Errors when embedding Presto inside of Python strings
Almost all of the SQL I write is inside of python data pipelines, using Spark and Presto flavoured syntax.
So my queries are written like
SqlQuery(
select="""
WITH users_in_threads AS (
SELECT
id,
FROM {THREAD_TABLE}
CROSS JOIN UNNEST(userid_array) AS t (userid)
)
SELECT
userid,
MAP_AGG(id, name) AS names,
COUNT() AS cnt
FROM {USERS_TABLE}
GROUP BY
1
"""
)
When using tree-sitter-sql via neovim, I extended it to also capture the content inside of these strings via an injection.
; extends
(string
(string_content) @injection.content
(#vim-match? @injection.content "^\w*SELECT|FROM|INNER|JOIN|UNION|WHERE|CREATE|DROP|INSERT|UPDATE|ALTER|WITH.*$")
(#set! injection.language "sql"))
This "works", using :InspectTree I can see it correctly captures SELECT/WITH statement, but once it gets to the python string interpolation FROM {THREAD_TABLE}, the parser errors.
This is quite a crazy use-case, but wondered if there is anything that can be done to make the parser looser in this context so it at least does not error out?
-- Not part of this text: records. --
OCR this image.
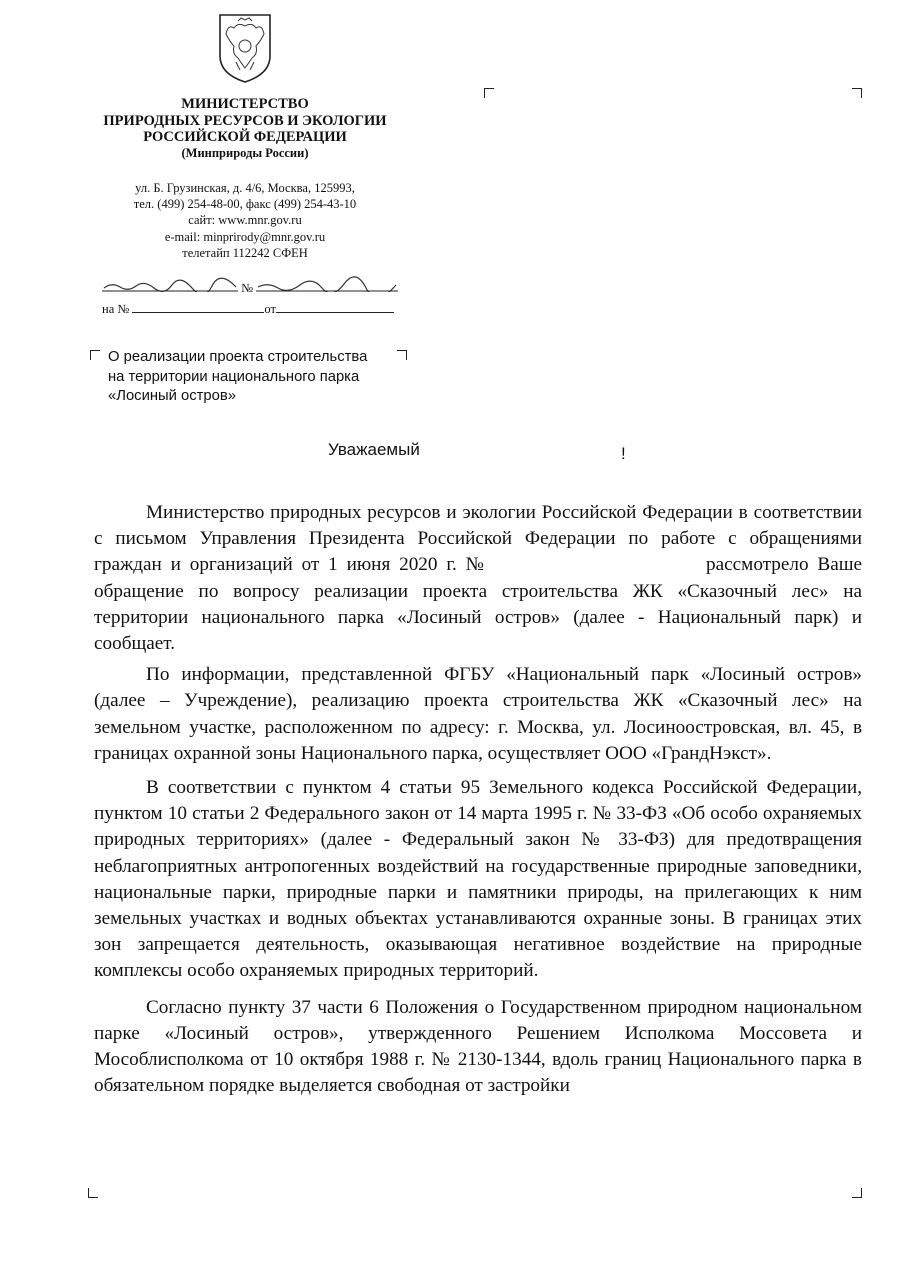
МИНИСТЕРСТВО
ПРИРОДНЫХ РЕСУРСОВ И ЭКОЛОГИИ
РОССИЙСКОЙ ФЕДЕРАЦИИ
(Минприроды России)
ул. Б. Грузинская, д. 4/6, Москва, 125993,
тел. (499) 254-48-00, факс (499) 254-43-10
сайт: www.mnr.gov.ru
e-mail: minprirody@mnr.gov.ru
телетайп 112242 СФЕН
№
на №	от
О реализации проекта строительства
на территории национального парка
«Лосиный остров»
Уважаемый	!

Министерство природных ресурсов и экологии Российской Федерации в соответствии с письмом Управления Президента Российской Федерации по работе с обращениями граждан и организаций от 1 июня 2020 г. №	рассмотрело Ваше обращение по вопросу реализации проекта строительства ЖК «Сказочный лес» на территории национального парка «Лосиный остров» (далее - Национальный парк) и сообщает.

По информации, представленной ФГБУ «Национальный парк «Лосиный остров» (далее – Учреждение), реализацию проекта строительства ЖК «Сказочный лес» на земельном участке, расположенном по адресу: г. Москва, ул. Лосиноостровская, вл. 45, в границах охранной зоны Национального парка, осуществляет ООО «ГрандНэкст».

В соответствии с пунктом 4 статьи 95 Земельного кодекса Российской Федерации, пунктом 10 статьи 2 Федерального закон от 14 марта 1995 г. № 33-ФЗ «Об особо охраняемых природных территориях» (далее - Федеральный закон № 33-ФЗ) для предотвращения неблагоприятных антропогенных воздействий на государственные природные заповедники, национальные парки, природные парки и памятники природы, на прилегающих к ним земельных участках и водных объектах устанавливаются охранные зоны. В границах этих зон запрещается деятельность, оказывающая негативное воздействие на природные комплексы особо охраняемых природных территорий.

Согласно пункту 37 части 6 Положения о Государственном природном национальном парке «Лосиный остров», утвержденного Решением Исполкома Моссовета и Мособлисполкома от 10 октября 1988 г. № 2130-1344, вдоль границ Национального парка в обязательном порядке выделяется свободная от застройки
I do a similar thing but with Ruby e.g.
sql = <<~SQL
SELECT *
FROM table
WHERE id = %{id}
SQL
unfortunately there isn't a good way to make the parser recover gracefully since it's not actually valid SQL syntax. Tree-sitter should recover most of the time and not make things look completely broken but I have the occasional query where that's not the case.
Makes sense!
Due to the compilation steps of tree-sitter-sql, I take it there's no easy way for me to locally extend the definitions? As this is the only way I ever interact with SQL, I am OK (in my local version) introducing the concept of {PYTHON_VARIABLE} to the SQL syntax.
I think you'd have to fork the repo to extend the parser in that way. It's like not too hard, you could just add the curly brace ({}) characters to the identifier node and that might be enough.
https://github.com/DerekStride/tree-sitter-sql/blob/c649cb98ca91c660ba8a015aa1fcfc53b859b951/grammar.js#L3484
I was wondering if it would not be possible to have recursive injections. I mean nvim-treesitter knows that the embedded code is SQL, so why not apply the query for injections there as well.